The Law of Nations: Or, Principles of the Law of Nature Applied to the Conduct and Affairs of Nations and Sovereigns, was written by Emmerich de Vattel and gained a wide following in Britain and North America as soon as it was translated into English in 1760. Its main principle was that the entire Earth was given to humans in general, and only those who made “proper” use of it deserved to keep it. By “proper”, Vattel meant cultivation, settlement and making full use of the land being held by societies and nations.
This meant that those, such as many of the indigenous peoples in Canada, who lived by hunting, trapping and fishing, were abusing the land and did not deserve to keep it to themselves. Section 81 of the book states: “Those nations who inhabit fertile countries, but disdain to cultivate their lands, and choose rather to live by plunder, …deserve to be extirpated as savage and pernicious beasts. There are others, who, to avoid labour, choose to live only by hunting, and their flocks… Those who still pursue this idle mode of life, usurp more extensive territories than, with a reasonable share of labour, they would have occasion for, and have, therefore, no reason to complain if other nations, more industrious and too closely confined, come to take possession of a part of those lands.” As far as he was concerned, those who were not permanently cultivating “those extensive tracts rather ranged through than inhabited them”.
Addressing the situation with the indigenous people in North America, specifically, he stated in Section 209: “Their unsettled habitation in those immense regions cannot be accounted a true and legal possession; and the people of Europe, too closely pent up at home, finding land of which the savages stood in no particular need, and of which they made no actual and constant use, were lawfully entitled to take possession of it, and settle it with colonies…We do not, therefore deviate from the views of nature in confining the Indians within narrower limits.”
This mode of defining “savage” and “civilised” seems to have dominated British attitudes towards the First Nations, most particularly after their value as military allies had decreased following the War of 1812. The Crown and its representatives equated farming with civilisation, and the traditional lifestyle of the Indians – hunting, trapping, fishing, a nomadic way of life – as that of the savage. In 1830, the British Government introduced a new policy for dealing with indigenous people in Canada: “The Civilisation Policy”, by which they would be confined to permanent settlements where they would learn farming and be educated according to European methods.
The influence of de Vattel’s book is seen in the repeated use of references to “cultivators of the soil” in correspondence between 1812 and 1836, and lands not being used for farming were known as the “waste lands of the Crown”. Governor General Francis Bond Head used this language in explaining to the inhabitants of Manitoulin Island in 1836 why they should surender their land: “If you would cultivate your Land it would then be considered your own Property in the same Way as your Dogs are considered among yourselves to belong to those who have reared them; but uncultivated Land is like wild Animals.”

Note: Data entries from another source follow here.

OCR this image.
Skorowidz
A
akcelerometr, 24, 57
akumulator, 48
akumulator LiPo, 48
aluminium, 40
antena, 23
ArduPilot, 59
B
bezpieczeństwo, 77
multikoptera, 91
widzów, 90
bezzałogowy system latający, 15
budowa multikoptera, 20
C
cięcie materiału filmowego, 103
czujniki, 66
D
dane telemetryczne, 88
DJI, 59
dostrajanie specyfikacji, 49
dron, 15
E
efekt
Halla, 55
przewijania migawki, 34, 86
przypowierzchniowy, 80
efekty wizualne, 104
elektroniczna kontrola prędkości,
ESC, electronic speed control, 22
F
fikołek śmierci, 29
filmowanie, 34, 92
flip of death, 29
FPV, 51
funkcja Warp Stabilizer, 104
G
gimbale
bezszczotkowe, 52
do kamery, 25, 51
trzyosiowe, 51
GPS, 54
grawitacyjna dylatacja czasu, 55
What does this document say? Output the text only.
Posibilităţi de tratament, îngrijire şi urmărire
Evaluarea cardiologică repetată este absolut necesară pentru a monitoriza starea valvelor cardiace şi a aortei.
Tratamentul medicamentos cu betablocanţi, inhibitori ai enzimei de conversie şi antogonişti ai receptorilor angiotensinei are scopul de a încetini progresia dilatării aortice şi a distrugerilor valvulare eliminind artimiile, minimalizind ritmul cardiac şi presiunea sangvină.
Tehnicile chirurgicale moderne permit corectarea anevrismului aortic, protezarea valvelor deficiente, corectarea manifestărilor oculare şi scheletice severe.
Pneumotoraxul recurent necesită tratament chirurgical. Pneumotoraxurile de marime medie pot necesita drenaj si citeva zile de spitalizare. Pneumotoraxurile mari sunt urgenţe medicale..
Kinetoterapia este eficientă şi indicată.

This attitude underlay the entire Civilisation policy, as would be explicitly stated in a Government Report of 1844: “The wisdom and justice of this course is most strongly recommended by Vattel, in his Law of Nations….”. The Report then quoted Section 209 (quoted above) to show that “Their unsettled habitation in those immense regions cannot be accounted a true and legal possession…We do not, therefore deviate from the views of nature in confining the Indians within narrower limits”.
The Law of Nations, like the Doctrine of Discovery, set out the principles upon which the indigenous peoples of Canada would be brought under legal and cultural restrictions, imposing a Eurocentric, and very dubious, attitude toward their traditions, culture and social structures, which has bound them to this day.